Hmmm. I understand there are talented folks out there who double and triple and all that, but I’ve never known anyone to play two instruments at once. I’m guessing the writer meant that the musician could play the different saxes and flutes …? (Read here.)

Having heard from the person who wrote the article, I can now say the guy did play more than one instrument at once. See for yourself. Unfortunately you can’t hear for yourself!

Update #2
It appears that one can hear him by clicking on a link at Wikipedia, but it didn’t work for me. So more searching took me to this and yes indeed, the guy plays more than one instrument at the same time. (You have to get through a bit of the video to get to the clip.)

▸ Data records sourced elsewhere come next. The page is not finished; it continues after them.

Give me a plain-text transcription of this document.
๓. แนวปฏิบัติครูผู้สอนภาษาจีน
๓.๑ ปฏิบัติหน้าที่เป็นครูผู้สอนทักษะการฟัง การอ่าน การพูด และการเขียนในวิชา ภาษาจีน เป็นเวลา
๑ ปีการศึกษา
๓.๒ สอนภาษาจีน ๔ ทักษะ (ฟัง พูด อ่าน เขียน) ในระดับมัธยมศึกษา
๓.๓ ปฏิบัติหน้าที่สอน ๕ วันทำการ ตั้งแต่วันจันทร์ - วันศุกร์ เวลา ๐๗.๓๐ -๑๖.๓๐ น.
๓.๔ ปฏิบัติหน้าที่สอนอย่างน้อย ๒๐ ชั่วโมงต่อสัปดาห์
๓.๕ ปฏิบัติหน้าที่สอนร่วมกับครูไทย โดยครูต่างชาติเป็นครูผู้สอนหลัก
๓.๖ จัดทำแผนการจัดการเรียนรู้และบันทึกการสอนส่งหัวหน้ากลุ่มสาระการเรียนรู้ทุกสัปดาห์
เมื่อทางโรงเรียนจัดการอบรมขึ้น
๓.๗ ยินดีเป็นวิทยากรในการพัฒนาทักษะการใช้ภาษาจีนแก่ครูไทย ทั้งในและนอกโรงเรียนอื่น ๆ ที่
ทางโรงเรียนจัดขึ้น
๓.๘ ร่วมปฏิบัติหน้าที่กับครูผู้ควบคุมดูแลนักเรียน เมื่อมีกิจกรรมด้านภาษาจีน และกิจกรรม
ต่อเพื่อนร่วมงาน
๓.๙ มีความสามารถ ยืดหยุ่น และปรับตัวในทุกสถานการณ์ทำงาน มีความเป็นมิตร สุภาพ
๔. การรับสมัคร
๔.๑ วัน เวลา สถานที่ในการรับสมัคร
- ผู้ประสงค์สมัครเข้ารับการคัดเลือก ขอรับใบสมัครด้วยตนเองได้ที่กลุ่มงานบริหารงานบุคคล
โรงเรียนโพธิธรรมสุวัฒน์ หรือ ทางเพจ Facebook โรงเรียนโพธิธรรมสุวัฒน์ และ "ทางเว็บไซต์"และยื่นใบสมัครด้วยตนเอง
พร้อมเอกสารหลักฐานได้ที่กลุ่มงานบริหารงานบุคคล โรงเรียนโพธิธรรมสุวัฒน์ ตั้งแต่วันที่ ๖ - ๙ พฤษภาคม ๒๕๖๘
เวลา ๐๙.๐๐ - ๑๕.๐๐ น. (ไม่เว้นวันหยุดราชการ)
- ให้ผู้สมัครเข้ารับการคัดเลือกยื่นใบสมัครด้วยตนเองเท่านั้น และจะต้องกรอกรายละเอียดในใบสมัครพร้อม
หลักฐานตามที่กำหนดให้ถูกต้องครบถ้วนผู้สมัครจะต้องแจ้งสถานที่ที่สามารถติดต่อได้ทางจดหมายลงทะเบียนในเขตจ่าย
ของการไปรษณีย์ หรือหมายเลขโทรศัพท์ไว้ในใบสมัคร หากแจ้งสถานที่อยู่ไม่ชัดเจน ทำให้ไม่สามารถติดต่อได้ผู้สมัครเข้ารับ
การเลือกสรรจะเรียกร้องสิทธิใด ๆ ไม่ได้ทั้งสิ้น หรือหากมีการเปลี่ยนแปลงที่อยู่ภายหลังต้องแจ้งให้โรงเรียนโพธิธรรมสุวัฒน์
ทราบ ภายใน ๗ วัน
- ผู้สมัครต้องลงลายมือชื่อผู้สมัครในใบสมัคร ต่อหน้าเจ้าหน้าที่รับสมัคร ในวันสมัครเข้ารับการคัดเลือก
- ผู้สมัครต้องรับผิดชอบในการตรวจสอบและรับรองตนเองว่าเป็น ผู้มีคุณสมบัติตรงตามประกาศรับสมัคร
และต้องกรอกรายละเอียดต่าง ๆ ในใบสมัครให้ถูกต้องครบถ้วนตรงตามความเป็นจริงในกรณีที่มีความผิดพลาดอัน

Not my kind of music, but still … pretty amazing.


  1. pennylrichards

    Nope, I really meant playing more than one instrument at a time–as in, having more than one sax mouthpiece in his mouth simultaneously. There are pictures and videos of him doing this. Here’s a still of him playing three at once:


  2. Thanks so much for filling me in, Penny! As you can see if you check, I’ve posted a couple of updates under the original blogpost. 🙂

  3. Jeannette Clemons

    He was a truly amazing player and was featured the other night on WGBH with a recording of him playing a duet with himself….and I do struggle with one instrument at a time…

  4. Jeannette Clemons

    Oh…the recording I heard was “Multihorn Variations” from the Man who Cried Fire. Listening to WGBH (Boston NPR) that has all night JAZZ has been an AMAZINGLY educational experience…I can tune in ANY time and probably hear something I have never heard before…

  5. Yup, I saw Kirk several nights in a row, in 1969-70 at Lennie’s On The Turnpike, Danvers, MA. He would get three horns going and squeeze an old car horn under his arm and knee bell trees. Two of the usual suspect horns were called a Manzello and Stritch if I remember rightly, but he never co-played with a flute (on which he invented a whole style, often copied). He was a transcendent musical human, and as earthy as they come. My favorite album is “I Talk With The Spirits” on Limelight.